L’UMIH force de propositions

10/12/15

L’UMIH, force de propositions pour restaurer une concurrence saine entre acteurs numériques et professionnels du tourisme

Les adhérents de l'UMIH et les organisations professionnelles associées ont débattu lors du 63e congrès de l’UMIH à Bordeaux sur les enjeux de l'économie « collaborative » et dénoncé les dérives de ce phénomène en expansion incontrôlée dans la plupart des villes de France.

 

Les acteurs numériques déjà bien identifiés (Homeaway-aujourd’hui racheté par Expedia-, Abritel, Airbnb, Vizeat...) et faussement considérés comme collaboratifs, proposent des services de location de meublés de courte durée, assimilés à des prestations hôtelières mais aussi plus récemment de restauration. Cette industrialisation  pose clairement la question de l'équité, notamment fiscale vis-à-vis de nos professionnels et celle de la protection du consommateur

 

La voie législative est pour l'UMIH le vecteur le plus approprié pour retrouver un cadre préservant une juste concurrence.

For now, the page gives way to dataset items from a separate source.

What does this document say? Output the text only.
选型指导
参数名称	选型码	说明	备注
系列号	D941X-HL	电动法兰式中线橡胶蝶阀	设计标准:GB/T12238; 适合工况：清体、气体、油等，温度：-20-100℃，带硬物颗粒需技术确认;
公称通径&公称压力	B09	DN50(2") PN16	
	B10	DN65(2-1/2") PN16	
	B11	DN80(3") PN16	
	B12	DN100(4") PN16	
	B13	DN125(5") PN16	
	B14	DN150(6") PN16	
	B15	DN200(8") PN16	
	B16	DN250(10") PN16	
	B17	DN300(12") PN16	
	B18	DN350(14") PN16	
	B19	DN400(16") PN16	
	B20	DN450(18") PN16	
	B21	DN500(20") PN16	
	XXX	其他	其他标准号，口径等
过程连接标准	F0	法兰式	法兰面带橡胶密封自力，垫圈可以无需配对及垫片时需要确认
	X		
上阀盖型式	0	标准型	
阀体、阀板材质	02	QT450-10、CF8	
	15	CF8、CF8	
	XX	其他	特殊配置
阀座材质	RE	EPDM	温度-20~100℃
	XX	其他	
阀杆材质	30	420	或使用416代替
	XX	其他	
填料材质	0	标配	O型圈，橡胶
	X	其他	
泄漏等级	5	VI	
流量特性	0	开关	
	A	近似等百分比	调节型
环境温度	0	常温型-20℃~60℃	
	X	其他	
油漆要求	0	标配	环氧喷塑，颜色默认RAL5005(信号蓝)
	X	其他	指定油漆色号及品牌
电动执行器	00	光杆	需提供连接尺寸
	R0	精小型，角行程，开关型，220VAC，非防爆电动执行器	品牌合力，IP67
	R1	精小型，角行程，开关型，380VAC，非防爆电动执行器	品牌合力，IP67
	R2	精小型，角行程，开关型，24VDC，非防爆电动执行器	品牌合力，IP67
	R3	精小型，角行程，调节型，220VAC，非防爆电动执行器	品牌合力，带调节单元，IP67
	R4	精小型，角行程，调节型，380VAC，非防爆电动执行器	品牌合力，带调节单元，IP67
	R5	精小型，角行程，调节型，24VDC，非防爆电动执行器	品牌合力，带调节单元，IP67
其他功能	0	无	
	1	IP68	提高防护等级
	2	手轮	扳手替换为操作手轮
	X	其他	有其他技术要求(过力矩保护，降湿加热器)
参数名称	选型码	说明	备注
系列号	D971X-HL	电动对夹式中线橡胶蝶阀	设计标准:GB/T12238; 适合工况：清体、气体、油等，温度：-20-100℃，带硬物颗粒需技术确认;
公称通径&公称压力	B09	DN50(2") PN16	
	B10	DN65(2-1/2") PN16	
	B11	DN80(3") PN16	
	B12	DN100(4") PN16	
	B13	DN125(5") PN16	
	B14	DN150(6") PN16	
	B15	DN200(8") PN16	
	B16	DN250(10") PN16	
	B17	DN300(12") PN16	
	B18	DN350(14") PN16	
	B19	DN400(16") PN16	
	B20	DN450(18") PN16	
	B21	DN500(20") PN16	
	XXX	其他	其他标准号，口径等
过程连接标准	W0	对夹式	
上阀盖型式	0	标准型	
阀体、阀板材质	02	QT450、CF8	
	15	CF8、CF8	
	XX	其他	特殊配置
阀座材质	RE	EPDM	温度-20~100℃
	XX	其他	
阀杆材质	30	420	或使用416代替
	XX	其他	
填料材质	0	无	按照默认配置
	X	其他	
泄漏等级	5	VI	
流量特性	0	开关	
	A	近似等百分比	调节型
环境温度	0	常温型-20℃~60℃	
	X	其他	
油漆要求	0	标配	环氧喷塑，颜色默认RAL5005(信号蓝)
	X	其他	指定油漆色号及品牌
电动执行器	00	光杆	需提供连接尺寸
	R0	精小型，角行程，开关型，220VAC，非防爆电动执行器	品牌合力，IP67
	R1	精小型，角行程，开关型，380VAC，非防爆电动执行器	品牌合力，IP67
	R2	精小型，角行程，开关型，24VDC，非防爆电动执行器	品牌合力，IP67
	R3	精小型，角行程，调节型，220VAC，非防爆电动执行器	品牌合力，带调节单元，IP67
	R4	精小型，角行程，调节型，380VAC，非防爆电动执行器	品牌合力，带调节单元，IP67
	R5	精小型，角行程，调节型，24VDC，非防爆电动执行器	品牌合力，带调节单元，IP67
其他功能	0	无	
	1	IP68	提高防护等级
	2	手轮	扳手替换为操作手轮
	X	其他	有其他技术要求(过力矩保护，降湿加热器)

C’est ce qui est attendu des propositions soumises ou qui le seront,  tant au niveau national (projet de loi Noé, projet de loi pour une République numérique...) qu'européen (consultation Digital Single Market).

 

Parmi celles soutenues par l’UMIH, deux d’entre elles doivent être privilégiées :

  • L’obligation pour les plateformes en ligne de déclarer auprès de l’Autorité Administrative l’identité du loueur et les revenus générés par la vente de biens et la fourniture de services sur le territoire national.
  • L’obligation pour les plateformes de faire un rappel au loueur de ses droits et obligations en matière civile et fiscale et envoyer au loueur un rappel déclaratif fiscal en fin d’année

 

C'est pourquoi, l'UMIH salue l’action du Gouvernement en ce domaine et relève avec satisfaction l'initiative législative du député CHERKI (amendement n°602 sur le PLFR 2015) qui vise à une plus grande équité en matière fiscale entre les professionnels du secteur de l'hébergement touristique et les acteurs numériques.

 

Roland Héguy confirme à cet égard : « c’est délibérément que nous mettons aujourd'hui tous nos espoirs sur la voie législative plutôt que contentieuse, pour réguler les enjeux du numérique, restaurer un cadre équitable, valoriser les avantages concurrentiels de nos professions et défendre notre modèle de société, social et solidaire ».